Monday, November 07, 2005

Feeling of Isolation...

Feeling rather isolated in the office lately. That's because some stuff happened. However, I am not going to into the details. It was just some bad misunderstandings, which resulted in some unhappiness. This is what life is all about, human relationships... Haha! It can make you and it can certainly break. I did my part in moving forward into reconciliation. But I guess the misunderstanding is too deep for that move to materialise any time soon. Friends, 2 to be exacet, whom I used to joke and have fun with during office hours are now so distant! I know that I was not at fault and I have tried talking to them. It was their hard shell that deterred me from going any further.

I was rather affected by this and at times, it does run havoc in my mind! I tried to be positive and forgiving. I tried not to think too much and I tried not to put thoughts on how they view me in my mind. I pushed them away. This is how much I am affected! Now, work is a drag throughout the day, not as loud as compared to the past. However, I am certainly learning to cope and I am proud to say that I am coping well as each day passes.
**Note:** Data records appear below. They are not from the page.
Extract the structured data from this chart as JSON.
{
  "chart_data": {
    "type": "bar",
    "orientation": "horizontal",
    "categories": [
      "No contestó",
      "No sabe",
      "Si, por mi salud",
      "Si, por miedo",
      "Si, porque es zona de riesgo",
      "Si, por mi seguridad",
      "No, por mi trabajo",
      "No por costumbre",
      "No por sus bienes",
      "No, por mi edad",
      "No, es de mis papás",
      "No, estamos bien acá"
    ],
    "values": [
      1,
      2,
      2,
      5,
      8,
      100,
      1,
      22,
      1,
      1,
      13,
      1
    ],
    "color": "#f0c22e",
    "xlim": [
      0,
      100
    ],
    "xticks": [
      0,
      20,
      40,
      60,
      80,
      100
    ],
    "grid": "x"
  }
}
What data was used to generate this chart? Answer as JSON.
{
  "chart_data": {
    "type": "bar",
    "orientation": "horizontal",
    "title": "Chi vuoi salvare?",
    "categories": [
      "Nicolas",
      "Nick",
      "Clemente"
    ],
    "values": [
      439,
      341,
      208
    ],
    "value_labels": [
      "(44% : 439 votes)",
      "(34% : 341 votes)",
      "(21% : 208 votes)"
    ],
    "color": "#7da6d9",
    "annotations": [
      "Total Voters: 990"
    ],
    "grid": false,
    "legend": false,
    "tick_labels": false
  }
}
Why? This is because I am not going through this alone. I get the emotions. Then, like a passing baton, I lift it up to God. I am reading this book, "Have you felt like Giving Up lately," and today, I read about the topic on spiritual dryness. The author shared on how we must maintain a life of prayer. This is one area that I am trying to do more. When feeling of isolation comes, I will take a minute off work and let God takes over.

Today after lunch, this sense of isolation came and I was really despaired. I managed to grab a piece of paper and then started penning my thoughts, how I felt and out from the heart flows all my tears. The emotions rushed out as I began to write. After pouring out my thoughts, I asked God to give me freedom from this. To be honest, I did not feel the freedom immediately. It is only now that I realised that I am free... The thoughts were not as strong and I am certainly happier. It certainly helps to incorporate God in all of my issues, good or bad. However, it is only during bad times that we bring Him in. Haha... During thriving seasons, God, for me, is often forgotten. Maybe once in a while, I will say "Thank God" casually and not really mean what I say. To think back, I really do feel a bit bad! It is like I am just using Him. Hmm...

Lord, I pray that you will help me appreciate you ALL the days of my life, not only in bad times but also in GOOD times!

I certainly enjoy this book that I am reading now. I enjoy flipping through each and every page, reading through each and every word! I will certainly be blessed! I believe not in the book but in God who brought his book to me, to encourage me! Thank you, Lord!